As if an issue was what you called the public dissection of your private life.
As if an issue was what you called seeing William's name beside yours in headlines that made your stomach drop out from under you.
As if an issue was what you called the instant, feral fear that had risen in Est's chest—not for himself, not first, but for William. For the man who had kissed him in a parked car with all the quiet certainty of someone choosing him. For the man who had said this isn't the end of anything as if he could simply declare it and make it true.
Est had taken the tablet.
He should not have. That was what everyone said afterward. They should have filtered more. Controlled more. Protected him from the worst of it. But Est was the future king. He had been raised not to turn away from damage simply because it had his name on it.
So he looked.
And the world looked back with teeth.
He had not answered William's first call because the room had still been full of people, half of them speaking over one another in urgent low voices, all of them waiting for him to say something measured and wise and strategic.
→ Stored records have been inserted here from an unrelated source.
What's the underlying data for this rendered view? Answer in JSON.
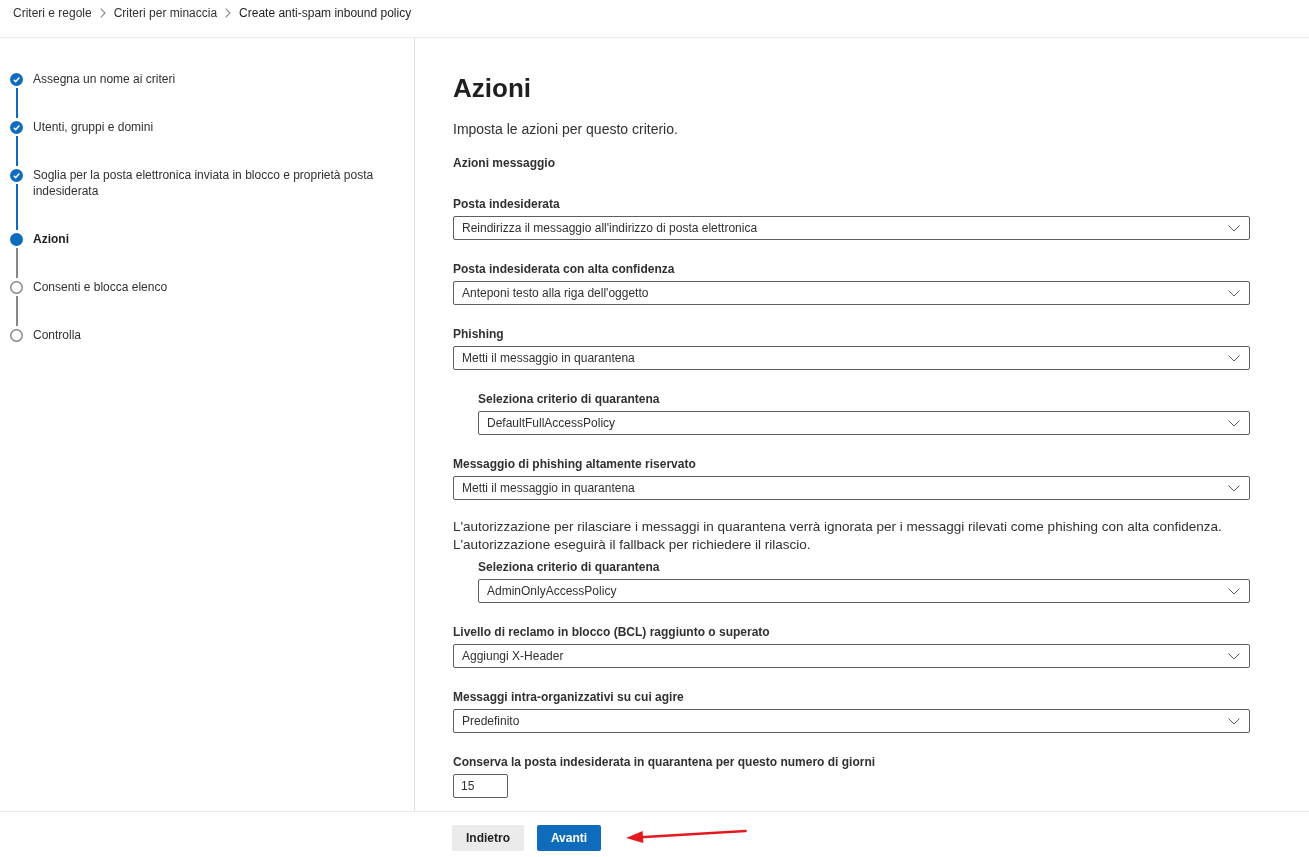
{
  "breadcrumb": [
    {
      "label": "Criteri e regole"
    },
    {
      "label": "Criteri per minaccia"
    },
    {
      "label": "Create anti-spam inbound policy"
    }
  ],
  "steps": [
    {
      "label": "Assegna un nome ai criteri",
      "completed": true,
      "selected": false
    },
    {
      "label": "Utenti, gruppi e domini",
      "completed": true,
      "selected": false
    },
    {
      "label": "Soglia per la posta elettronica inviata in blocco e proprietà posta indesiderata",
      "completed": true,
      "selected": false
    },
    {
      "label": "Azioni",
      "completed": false,
      "selected": true
    },
    {
      "label": "Consenti e blocca elenco",
      "completed": false,
      "selected": false
    },
    {
      "label": "Controlla",
      "completed": false,
      "selected": false
    }
  ],
  "page": {
    "title": "Azioni",
    "description": "Imposta le azioni per questo criterio.",
    "section": "Azioni messaggio"
  },
  "fields": [
    {
      "kind": "select",
      "label": "Posta indesiderata",
      "value": "Reindirizza il messaggio all'indirizzo di posta elettronica"
    },
    {
      "kind": "select",
      "label": "Posta indesiderata con alta confidenza",
      "value": "Anteponi testo alla riga dell'oggetto"
    },
    {
      "kind": "select",
      "label": "Phishing",
      "value": "Metti il messaggio in quarantena",
      "children": [
        {
          "kind": "select",
          "label": "Seleziona criterio di quarantena",
          "value": "DefaultFullAccessPolicy"
        }
      ]
    },
    {
      "kind": "select",
      "label": "Messaggio di phishing altamente riservato",
      "value": "Metti il messaggio in quarantena",
      "note": "L'autorizzazione per rilasciare i messaggi in quarantena verrà ignorata per i messaggi rilevati come phishing con alta confidenza.\nL'autorizzazione eseguirà il fallback per richiedere il rilascio.",
      "children": [
        {
          "kind": "select",
          "label": "Seleziona criterio di quarantena",
          "value": "AdminOnlyAccessPolicy"
        }
      ]
    },
    {
      "kind": "select",
      "label": "Livello di reclamo in blocco (BCL) raggiunto o superato",
      "value": "Aggiungi X-Header"
    },
    {
      "kind": "select",
      "label": "Messaggi intra-organizzativi su cui agire",
      "value": "Predefinito"
    },
    {
      "kind": "number",
      "label": "Conserva la posta indesiderata in quarantena per questo numero di giorni",
      "value": "15"
    }
  ],
  "buttons": [
    {
      "label": "Indietro",
      "kind": "secondary"
    },
    {
      "label": "Avanti",
      "kind": "primary"
    }
  ]
}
He had not answered the second because his mother had arrived, and then his father, and then Earn, and the room had shifted from crisis to containment. He had not answered the third because by then he had seen enough of the reaction outside those walls to understand exactly how ugly it was becoming.
By evening there were statements being drafted.
By night there were security concerns.
By midnight the palace communications office was using phrases like stability, reputation, national confidence, public response trajectories.
And through all of it, William kept calling.
At first the calls made Est's chest tighten with helpless relief. William was reaching for him. Of course he was. That was who William was. He moved toward disasters instead of away from them. He would not let silence sit if he could physically break it apart with his own hands.
Then the calls kept coming, and relief curdled into something harder. Fear, maybe. Or cowardice in formal clothes.
Because each time Est looked at William's name on his screen, he could hear the voices around him as clearly as if they were inside his skull.
This will worsen if you are seen together.
The people are already restless.
We can contain rumor, but not defiance.
The public is not your family, Your Highness.
The public does not love you enough to forgive this.
The public does not love him enough either.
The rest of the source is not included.